In light of Holland’s ruling, Greenpeace said the government would now have to step up action to cut emissions, with Faiza Oulahsen the organisation’s Dutch branch hailing it “an immense victory for climate justice.”

Earlier this year, the Dutch government announced what it called a climate agreement — a raft of measures intended to cut emissions by 49 per cent by 2030. But it appears unlikely the action already underway will be enough to meet the goal set by the courts in the Urgenda case.

A report by the country’s Environmental Assessment Agency published last month estimated that Dutch greenhouse gas emissions in 2020 would be about 23 per cent lower than 1990 levels.

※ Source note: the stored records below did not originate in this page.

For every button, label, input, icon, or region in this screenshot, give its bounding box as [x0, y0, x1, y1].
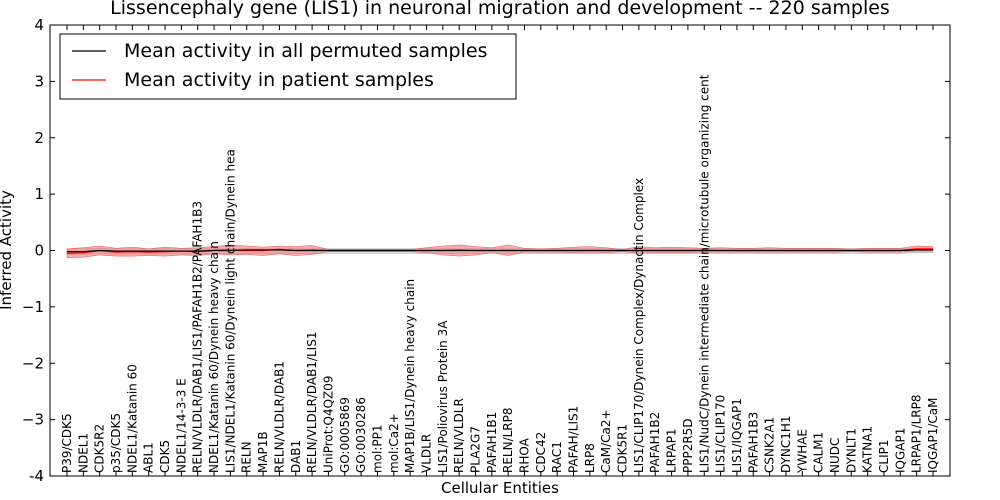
x-tick-label: PPP2R5D [681, 418, 695, 473]
x-tick-label: VLDLR [419, 434, 433, 473]
x-tick-label: PAFAH1B2 [648, 412, 662, 473]
y-tick-label: −3 [22, 411, 44, 429]
y-tick-label: 3 [34, 72, 44, 90]
x-tick-label: LRP8 [583, 443, 597, 473]
x-tick-label: PAFAH/LIS1 [567, 406, 581, 473]
x-tick-label: DYNC1H1 [779, 415, 793, 473]
x-tick-label: NDEL1 [76, 433, 90, 473]
y-tick-label: 1 [34, 185, 44, 203]
x-tick-label: LIS1/CLIP170 [714, 395, 728, 473]
plot-frame [49, 24, 951, 477]
x-tick-label: GO:0005869 [338, 397, 352, 473]
x-tick-label: CaM/Ca2+ [599, 409, 613, 473]
x-tick-label: RELN/LRP8 [501, 407, 515, 473]
x-tick-label: RHOA [518, 437, 532, 473]
x-tick-label: PLA2G7 [468, 426, 482, 473]
y-tick-label: 2 [34, 129, 44, 147]
x-tick-label: RELN/VLDLR/DAB1/LIS1/PAFAH1B2/PAFAH1B3 [191, 201, 205, 473]
x-tick-label: CDK5 [158, 440, 172, 473]
x-tick-label: IQGAP1/CaM [926, 398, 940, 474]
x-tick-label: NDEL1/Katanin 60/Dynein heavy chain [207, 241, 221, 473]
x-tick-label: LRPAP1/LRP8 [910, 394, 924, 473]
x-tick-label: CDC42 [534, 432, 548, 473]
x-tick-label: P39/CDK5 [60, 413, 74, 473]
x-tick-label: mol:PP1 [370, 424, 384, 473]
x-tick-label: DAB1 [289, 440, 303, 473]
x-tick-label: NDEL1/14-3-3 E [174, 378, 188, 473]
x-tick-label: CDK5R2 [93, 424, 107, 473]
x-tick-label: PAFAH1B1 [485, 412, 499, 473]
x-tick-label: MAP1B/LIS1/Dynein heavy chain [403, 279, 417, 473]
x-tick-label: IQGAP1 [893, 428, 907, 473]
x-tick-label: LIS1/CLIP170/Dynein Complex/Dynactin Com… [632, 178, 646, 473]
x-tick-label: LIS1/IQGAP1 [730, 398, 744, 473]
y-axis-label: Inferred Activity [0, 190, 15, 310]
series-lines [66, 248, 933, 254]
x-tick-label: KATNA1 [861, 426, 875, 473]
series-line-permuted [67, 249, 933, 253]
x-tick-label: RELN [240, 441, 254, 473]
y-axis-ticks: -4 −3 −2 −1 0 1 2 3 4 [22, 16, 950, 485]
x-tick-label: RELN/VLDLR/DAB1/LIS1 [305, 332, 319, 473]
x-tick-label: GO:0030286 [354, 397, 368, 473]
x-tick-label: CLIP1 [877, 440, 891, 473]
x-tick-label: CSNK2A1 [763, 417, 777, 473]
y-tick-label: 4 [34, 16, 44, 34]
x-tick-label: MAP1B [256, 431, 270, 473]
x-tick-label: LIS1/NudC/Dynein intermediate chain/micr… [697, 74, 711, 473]
x-tick-label: RELN/VLDLR [452, 398, 466, 473]
x-tick-label: mol:Ca2+ [387, 413, 401, 473]
band-patient [66, 244, 934, 259]
x-tick-label: PAFAH1B3 [746, 412, 760, 473]
legend-box [59, 33, 517, 100]
x-tick-label: LIS1/NDEL1/Katanin 60/Dynein light chain… [223, 149, 237, 473]
x-tick-label: LRPAP1 [665, 428, 679, 473]
legend: Mean activity in all permuted samples Me… [59, 33, 517, 100]
x-tick-label: LIS1/Poliovirus Protein 3A [436, 320, 450, 473]
x-axis-label: Cellular Entities [441, 479, 559, 497]
x-axis-ticks: P39/CDK5 NDEL1 CDK5R2 p35/CDK5 NDEL1/Katanin… [60, 25, 940, 476]
y-tick-label: −1 [22, 298, 44, 316]
chart-title: Lissencephaly gene (LIS1) in neuronal mi… [110, 0, 890, 19]
x-tick-label: YWHAE [795, 429, 809, 474]
x-tick-label: RAC1 [550, 441, 564, 473]
x-tick-label: NDEL1/Katanin 60 [125, 364, 139, 473]
x-tick-label: ABL1 [142, 442, 156, 473]
y-tick-label: 0 [34, 242, 44, 260]
x-tick-label: CALM1 [812, 432, 826, 473]
x-tick-label: UniProt:Q4QZ09 [321, 375, 335, 473]
x-tick-label: DYNLT1 [844, 428, 858, 473]
x-tick-label: CDK5R1 [616, 424, 630, 473]
legend-label-patient: Mean activity in patient samples [124, 69, 434, 91]
x-tick-label: p35/CDK5 [109, 413, 123, 473]
y-tick-label: −2 [22, 354, 44, 372]
x-tick-label: NUDC [828, 438, 842, 473]
legend-label-permuted: Mean activity in all permuted samples [124, 40, 487, 62]
x-tick-label: RELN/VLDLR/DAB1 [272, 361, 286, 473]
y-tick-label: -4 [29, 467, 44, 485]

The agency said the reduction could be anywhere from 19 to 26 per cent.

But Urgenda director Marjan Minnesma was sceptical about those projections, saying they were “very, very, very optimistic”.

“Measures now will have to be drastic and the government owes that entirely to itself, because this verdict has not been taken seriously by Prime Minister Rutte for four years,” Ms Oulahsen said.

Ms Minnesma said the problem of climate change is already clearly visible — citing the wildfires raging in Australia as an example — and things like risings seas pose a very real threat to the low-lying Netherlands.

“Our country is to a large extent below sea level, so at a certain point in time if it goes as quickly as it goes right now, you might have a serious problem here,” she said.